Close as can be, skin to skin, Noemi’s olive-hued skin, Ada’s paler skin, that time they lay entwined all day, murmuring, falling silent, at times adrift on the same cloud, levitating on the border of sleep, at times burrowing into each other, that smell of a forest, that was what Ada always ended up with when seeking a word for it. Noem
i smelled like a forest, from her skin you inhaled trees and flowers and air that made you breathe deep as you could. Woodsmoke from a distance, earth turned over by burrowing creatures. Her odours changing as the moon swelled then faded, of newly dug earth, ripened to scents of the bush after rain. Even long after menopause the lunar tides had their effects on the body though far more subtle. That one day Ada, it was that one day in that apartment in Noe with its back windows looking onto the garden tended by the people on the ground floor, a magnolia flowering at the time. Sometimes the neighbour’s little dog barked. Ada remembered they remained touching all day as if they had already agreed to it. Not lose skin contact at all the whole day, a pact, a ritual. But someone must have got up to change the music, they listened to all the Joni Mitchell albums.
That was during the time Ada and Noemi were the very closest, that cold foggy summer in San Francisco, been together long enough that they knew they were going to stay together, new enough that they knew there were years ahead of times like this, Ada’s writing and Noemi’s gigs giving them pauses in work at compatible times.
At that time Ada and Noemi were actually living together, full-time for a while, one of the few periods neither of them had another home at the time.
33
WHAT IS HAPPY ANYWAY
‘You are someone that Sophie and my mom would talk about,’ Saul told Ada.
When was this? Where was Noemi?
Ada and Saul had been in each other’s lives a long time.
Saul said, ‘I always did grok what you were about.’
This was when Saul had just taken over and the first time he and Ada had scheduled ‘a talk’, with an agenda.
‘I know I can’t replace Sophie,’ Saul said. ‘But as much as I’m able. But things don’t stay still.’
Things fall apart. Things become their opposites. Things cannot be created or destroyed, only change their form.

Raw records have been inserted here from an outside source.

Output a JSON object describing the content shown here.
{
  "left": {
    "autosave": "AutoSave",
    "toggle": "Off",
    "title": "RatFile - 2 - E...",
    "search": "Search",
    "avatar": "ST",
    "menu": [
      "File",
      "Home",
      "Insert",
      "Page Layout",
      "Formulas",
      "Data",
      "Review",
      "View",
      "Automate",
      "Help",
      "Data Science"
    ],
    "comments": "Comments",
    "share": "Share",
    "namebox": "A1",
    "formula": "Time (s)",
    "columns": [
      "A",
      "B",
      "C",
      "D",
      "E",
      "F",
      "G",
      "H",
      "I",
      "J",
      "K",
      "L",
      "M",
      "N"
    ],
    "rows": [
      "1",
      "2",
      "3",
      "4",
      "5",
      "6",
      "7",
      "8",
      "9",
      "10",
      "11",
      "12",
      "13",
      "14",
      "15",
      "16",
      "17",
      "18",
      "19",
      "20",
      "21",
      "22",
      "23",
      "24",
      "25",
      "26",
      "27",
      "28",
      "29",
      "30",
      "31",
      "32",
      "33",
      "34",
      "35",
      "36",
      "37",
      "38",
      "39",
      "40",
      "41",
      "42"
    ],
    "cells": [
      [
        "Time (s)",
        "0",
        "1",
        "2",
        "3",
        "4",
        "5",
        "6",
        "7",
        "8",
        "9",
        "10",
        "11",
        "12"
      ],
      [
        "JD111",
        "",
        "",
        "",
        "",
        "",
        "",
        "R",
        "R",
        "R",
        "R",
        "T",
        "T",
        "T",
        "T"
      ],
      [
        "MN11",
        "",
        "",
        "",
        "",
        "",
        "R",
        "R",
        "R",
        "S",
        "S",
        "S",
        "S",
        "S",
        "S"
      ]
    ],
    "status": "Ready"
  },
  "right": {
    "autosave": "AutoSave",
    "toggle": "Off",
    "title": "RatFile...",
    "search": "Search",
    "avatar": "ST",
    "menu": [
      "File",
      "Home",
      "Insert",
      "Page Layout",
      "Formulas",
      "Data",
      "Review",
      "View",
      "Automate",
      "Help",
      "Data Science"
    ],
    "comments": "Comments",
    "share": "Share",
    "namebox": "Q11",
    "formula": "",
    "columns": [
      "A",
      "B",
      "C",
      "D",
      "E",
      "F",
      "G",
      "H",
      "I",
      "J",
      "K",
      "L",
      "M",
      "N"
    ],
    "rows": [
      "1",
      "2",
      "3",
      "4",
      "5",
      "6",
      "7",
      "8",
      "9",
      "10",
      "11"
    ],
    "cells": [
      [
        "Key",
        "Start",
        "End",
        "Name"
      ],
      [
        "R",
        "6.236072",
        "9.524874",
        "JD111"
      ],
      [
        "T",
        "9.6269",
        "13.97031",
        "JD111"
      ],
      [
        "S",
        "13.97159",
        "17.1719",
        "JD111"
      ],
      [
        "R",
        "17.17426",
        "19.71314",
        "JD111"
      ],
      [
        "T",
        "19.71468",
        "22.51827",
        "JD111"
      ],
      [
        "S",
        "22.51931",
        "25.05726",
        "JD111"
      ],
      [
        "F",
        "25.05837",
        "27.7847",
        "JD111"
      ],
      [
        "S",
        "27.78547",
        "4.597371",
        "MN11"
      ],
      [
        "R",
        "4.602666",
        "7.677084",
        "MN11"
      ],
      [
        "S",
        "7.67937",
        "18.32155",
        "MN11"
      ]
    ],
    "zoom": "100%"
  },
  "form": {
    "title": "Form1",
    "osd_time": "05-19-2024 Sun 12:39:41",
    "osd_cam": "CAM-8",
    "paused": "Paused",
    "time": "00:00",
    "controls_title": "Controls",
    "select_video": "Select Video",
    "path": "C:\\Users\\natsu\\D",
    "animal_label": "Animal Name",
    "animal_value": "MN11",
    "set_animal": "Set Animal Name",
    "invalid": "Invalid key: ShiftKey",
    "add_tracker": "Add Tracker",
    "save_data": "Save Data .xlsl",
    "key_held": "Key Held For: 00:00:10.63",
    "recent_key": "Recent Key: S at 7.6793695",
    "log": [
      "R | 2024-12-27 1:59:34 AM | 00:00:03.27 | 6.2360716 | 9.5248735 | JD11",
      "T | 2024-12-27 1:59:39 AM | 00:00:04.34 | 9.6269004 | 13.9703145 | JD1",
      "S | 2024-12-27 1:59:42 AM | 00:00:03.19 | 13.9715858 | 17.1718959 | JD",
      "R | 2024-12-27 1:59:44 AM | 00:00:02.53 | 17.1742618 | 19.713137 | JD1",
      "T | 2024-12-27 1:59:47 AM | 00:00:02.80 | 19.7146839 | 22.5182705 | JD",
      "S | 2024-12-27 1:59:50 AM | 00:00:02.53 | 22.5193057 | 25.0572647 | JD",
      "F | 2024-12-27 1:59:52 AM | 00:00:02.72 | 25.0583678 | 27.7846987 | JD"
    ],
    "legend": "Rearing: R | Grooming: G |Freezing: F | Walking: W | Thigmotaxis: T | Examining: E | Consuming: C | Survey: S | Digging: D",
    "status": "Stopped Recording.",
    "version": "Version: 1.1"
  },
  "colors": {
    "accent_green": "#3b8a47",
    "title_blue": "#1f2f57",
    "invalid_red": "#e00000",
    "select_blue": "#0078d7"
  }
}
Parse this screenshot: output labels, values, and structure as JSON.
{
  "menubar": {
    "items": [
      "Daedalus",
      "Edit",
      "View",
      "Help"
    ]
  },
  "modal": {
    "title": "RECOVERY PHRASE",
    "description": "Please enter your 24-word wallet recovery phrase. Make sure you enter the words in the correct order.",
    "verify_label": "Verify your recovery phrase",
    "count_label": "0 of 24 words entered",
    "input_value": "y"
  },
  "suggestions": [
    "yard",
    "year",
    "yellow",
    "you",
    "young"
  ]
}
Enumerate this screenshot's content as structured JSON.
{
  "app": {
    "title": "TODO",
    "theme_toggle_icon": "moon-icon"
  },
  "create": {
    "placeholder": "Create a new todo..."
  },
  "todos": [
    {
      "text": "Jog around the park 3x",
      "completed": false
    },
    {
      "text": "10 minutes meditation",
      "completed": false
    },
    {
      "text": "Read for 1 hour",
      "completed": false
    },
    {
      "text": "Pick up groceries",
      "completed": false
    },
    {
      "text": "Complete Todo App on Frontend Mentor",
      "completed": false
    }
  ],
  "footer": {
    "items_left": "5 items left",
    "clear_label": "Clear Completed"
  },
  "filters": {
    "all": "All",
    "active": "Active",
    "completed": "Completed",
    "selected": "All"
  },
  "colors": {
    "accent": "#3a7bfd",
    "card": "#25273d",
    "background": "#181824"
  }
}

‘It’s still small,’ Saul said about the agency. ‘Sophie didn’t make the mistake of trying to expand and then getting taken over. I had to apologise for once trying to promote a merger bid, which happily she refused. It sidelined her in a way for a while,’ said Saul, ‘and some of the names went where they thought they could do better for themselves, but Sophie kept her solid loyal clients, like you, and enough interesting inquiries always coming in that she more than survived, she had the life she wanted.